OpenAdapt Grounding

January 29, 2026 · View on GitHub

Build Status PyPI version Downloads License: MIT Python 3.10+

Robust UI element localization for automation.

Turn flakey single-frame detections into stable, reliable element coordinates.

The Problem

Vision models like OmniParser miss elements randomly frame-to-frame ("flickering"). Template matching breaks with resolution/theme changes.

Raw Flickering Detection

Left: Raw detections showing frame-to-frame flickering

The Solution

  1. Temporal Smoothing: Aggregate detections across frames, keep only stable elements
  2. Text Anchoring: Match elements by OCR text (resolution-independent)

Side-by-Side Comparison

Side-by-side: Raw flickering (left) vs Stabilized detection (right)

Results

Detection Stability

MetricRaw (30% dropout)Stabilized
Avg Detection Rate~60-70%80-100%
Min Detection Rate~40%Consistent
ConsistencyFlickeringStable

Resolution Robustness

ScaleResolutionElements FoundStatus
1.0x800x600All
1.25x1000x750All
1.5x1200x900All
2.0x1600x1200All

Visual Output

Stabilized Detection

Stable elements after temporal filtering

Quick Start

uv pip install openadapt-grounding

Build a Registry (Offline)

from openadapt_grounding import RegistryBuilder, Element

# Add detections from multiple frames
builder = RegistryBuilder()
builder.add_frame([
    Element(bounds=(0.3, 0.2, 0.2, 0.05), text="Login"),
    Element(bounds=(0.3, 0.3, 0.2, 0.05), text="Cancel"),
])
# ... add more frames

# Build registry (keeps elements in >50% of frames)
registry = builder.build(min_stability=0.5)
registry.save("elements.json")

Locate Elements (Runtime)

from openadapt_grounding import ElementLocator
from PIL import Image

locator = ElementLocator("elements.json")
screenshot = Image.open("current_screen.png")

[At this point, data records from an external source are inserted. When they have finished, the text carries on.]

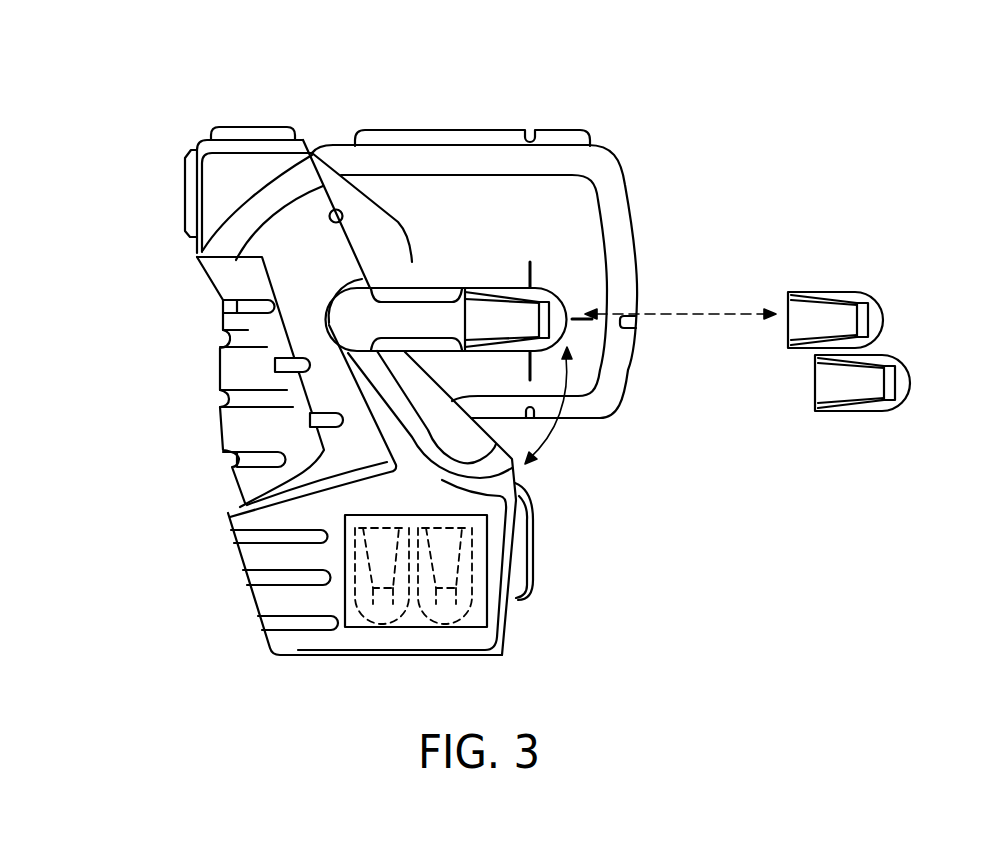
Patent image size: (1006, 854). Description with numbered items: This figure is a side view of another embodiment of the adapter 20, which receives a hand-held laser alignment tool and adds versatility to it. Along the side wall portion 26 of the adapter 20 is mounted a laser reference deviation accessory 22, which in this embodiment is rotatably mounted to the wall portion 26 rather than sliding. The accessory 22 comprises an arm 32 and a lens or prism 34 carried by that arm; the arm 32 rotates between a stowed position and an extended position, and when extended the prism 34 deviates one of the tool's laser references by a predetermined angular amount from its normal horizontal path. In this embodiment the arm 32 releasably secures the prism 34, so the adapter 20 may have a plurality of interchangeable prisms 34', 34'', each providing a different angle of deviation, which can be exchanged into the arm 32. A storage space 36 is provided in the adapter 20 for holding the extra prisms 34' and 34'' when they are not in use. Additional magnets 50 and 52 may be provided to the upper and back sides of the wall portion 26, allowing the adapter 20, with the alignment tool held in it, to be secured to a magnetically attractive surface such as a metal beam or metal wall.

The adapter 20 is at (190, 137).
The laser reference deviation accessory 22 is at (388, 291).
The wall portion 26 is at (320, 263).
The arm 32 is at (345, 327).
The prism 34 is at (507, 298).
The interchangeable prism 34' is at (835, 288).
The interchangeable prism 34'' is at (904, 383).
The storage space 36 is at (492, 607).
The magnet 50 is at (248, 127).
The magnet 52 is at (185, 206).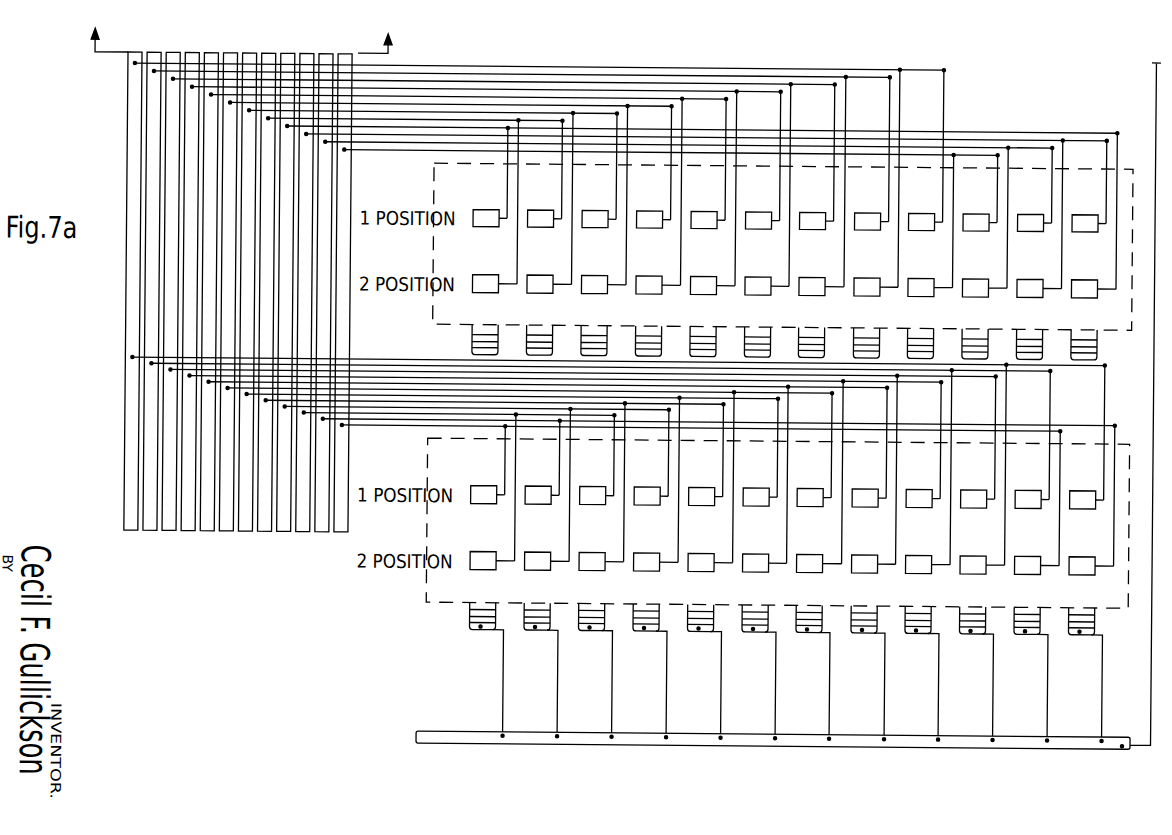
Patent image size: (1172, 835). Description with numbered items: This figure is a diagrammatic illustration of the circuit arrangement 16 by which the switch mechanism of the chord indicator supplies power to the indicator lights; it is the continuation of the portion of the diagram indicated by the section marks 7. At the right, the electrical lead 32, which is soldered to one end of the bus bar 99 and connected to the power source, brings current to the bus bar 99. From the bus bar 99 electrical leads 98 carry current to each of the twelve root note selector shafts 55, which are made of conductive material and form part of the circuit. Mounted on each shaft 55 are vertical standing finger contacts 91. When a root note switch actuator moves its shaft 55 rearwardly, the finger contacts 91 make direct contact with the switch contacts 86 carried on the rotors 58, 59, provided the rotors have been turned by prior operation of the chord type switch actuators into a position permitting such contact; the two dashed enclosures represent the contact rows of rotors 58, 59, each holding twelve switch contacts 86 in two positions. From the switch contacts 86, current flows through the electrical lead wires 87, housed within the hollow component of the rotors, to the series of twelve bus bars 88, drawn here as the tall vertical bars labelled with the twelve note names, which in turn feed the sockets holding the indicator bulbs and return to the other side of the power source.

The section line 7- 7 is at (242, 32).
The circuit arrangement 16 is at (790, 336).
The electrical lead 32 is at (1152, 94).
The root note selector shaft 55 is at (1096, 356).
The rotor 58 is at (1129, 575).
The rotor 59 is at (1131, 312).
The switch contact 86 is at (714, 228).
The electrical lead wire 87 is at (465, 68).
The bus bar 88 is at (160, 490).
The finger contact 91 is at (1097, 342).
The electrical lead 98 is at (505, 661).
The bus bar 99 is at (416, 732).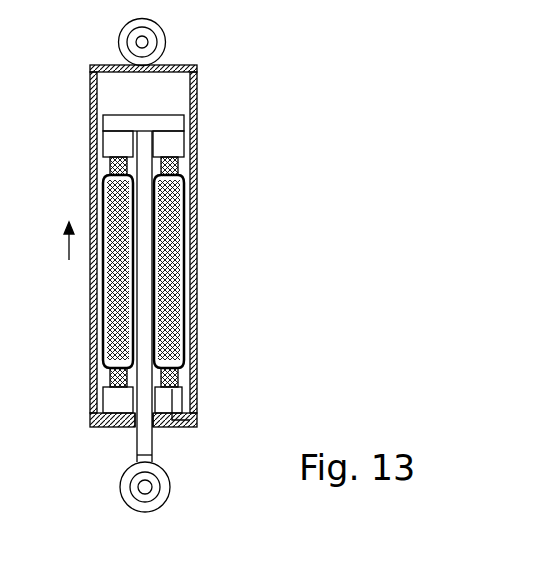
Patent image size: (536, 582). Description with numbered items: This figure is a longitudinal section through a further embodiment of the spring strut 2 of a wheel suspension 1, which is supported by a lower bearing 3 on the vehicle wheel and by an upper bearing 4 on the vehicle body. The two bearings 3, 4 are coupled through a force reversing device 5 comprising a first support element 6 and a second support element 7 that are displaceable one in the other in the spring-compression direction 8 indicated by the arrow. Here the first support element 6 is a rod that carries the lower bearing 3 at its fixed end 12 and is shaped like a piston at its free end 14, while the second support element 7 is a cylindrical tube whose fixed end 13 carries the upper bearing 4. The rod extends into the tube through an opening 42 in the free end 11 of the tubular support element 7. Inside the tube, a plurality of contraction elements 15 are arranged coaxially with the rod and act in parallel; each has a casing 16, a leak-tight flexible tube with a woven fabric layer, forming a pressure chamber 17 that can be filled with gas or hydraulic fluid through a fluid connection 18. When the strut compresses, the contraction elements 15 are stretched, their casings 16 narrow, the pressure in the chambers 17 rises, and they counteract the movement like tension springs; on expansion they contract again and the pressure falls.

The wheel suspension 1 is at (281, 49).
The spring strut 2 is at (175, 266).
The lower bearing 3 is at (152, 486).
The upper bearing 4 is at (148, 42).
The force reversing device 5 is at (210, 154).
The first support element 6 is at (148, 437).
The second support element 7 is at (197, 340).
The spring-compression direction 8 is at (68, 245).
The free end of the second support element 11 is at (103, 428).
The fixed end of the first support element 12 is at (150, 458).
The fixed end of the second support element 13 is at (170, 64).
The free end of the first support element 14 is at (112, 122).
The contraction element 15 is at (142, 285).
The casing 16 is at (110, 273).
The pressure chamber 17 is at (110, 302).
The fluid connection 18 is at (197, 422).
The opening 42 is at (132, 428).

result = locator.find("Login", screenshot)
if result.found:
    # Normalized coordinates (0-1)
    print(f"Found at ({result.x:.2f}, {result.y:.2f})")

    # Convert to pixels
    px, py = result.to_pixels(width=1920, height=1080)
    print(f"Click at ({px}, {py})")

Run Demo

uv run python -m openadapt_grounding.demo

Output:

============================================================
OpenAdapt Grounding Demo Results
============================================================

Registry: 5 stable elements

📊 Detection Stability:
  Raw (with 30% dropout):    70%
  Stabilized (filtered):     100%
  Improvement:               +30%

📐 Resolution Robustness:
  ✓ 1.0x (800x600): 5 elements
  ✓ 1.25x (1000x750): 5 elements
  ✓ 1.5x (1200x900): 5 elements
  ✓ 2.0x (1600x1200): 5 elements

📁 Outputs saved to: demo_output/

How It Works

Temporal Clustering

Frame 1: [Login ✓] [Cancel ✓] [Password ✗]  → 2/3 detected
Frame 2: [Login ✓] [Cancel ✗] [Password ✓]  → 2/3 detected
Frame 3: [Login ✓] [Cancel ✓] [Password ✓]  → 3/3 detected
...
After 10 frames:
  - "Login" seen 9/10 times → KEEP (90% stability)
  - "Cancel" seen 7/10 times → KEEP (70% stability)
  - "Password" seen 8/10 times → KEEP (80% stability)

Text-Based Matching

At runtime, we use OCR to find text on screen, then match against the registry:

# Registry knows "Login" button exists
# OCR finds "Login" text at (0.45, 0.35)
# → Return those coordinates with high confidence

OmniParser Integration

Use with OmniParser for real UI element detection:

Deploy OmniParser Server

# Install deploy dependencies
uv pip install openadapt-grounding[deploy]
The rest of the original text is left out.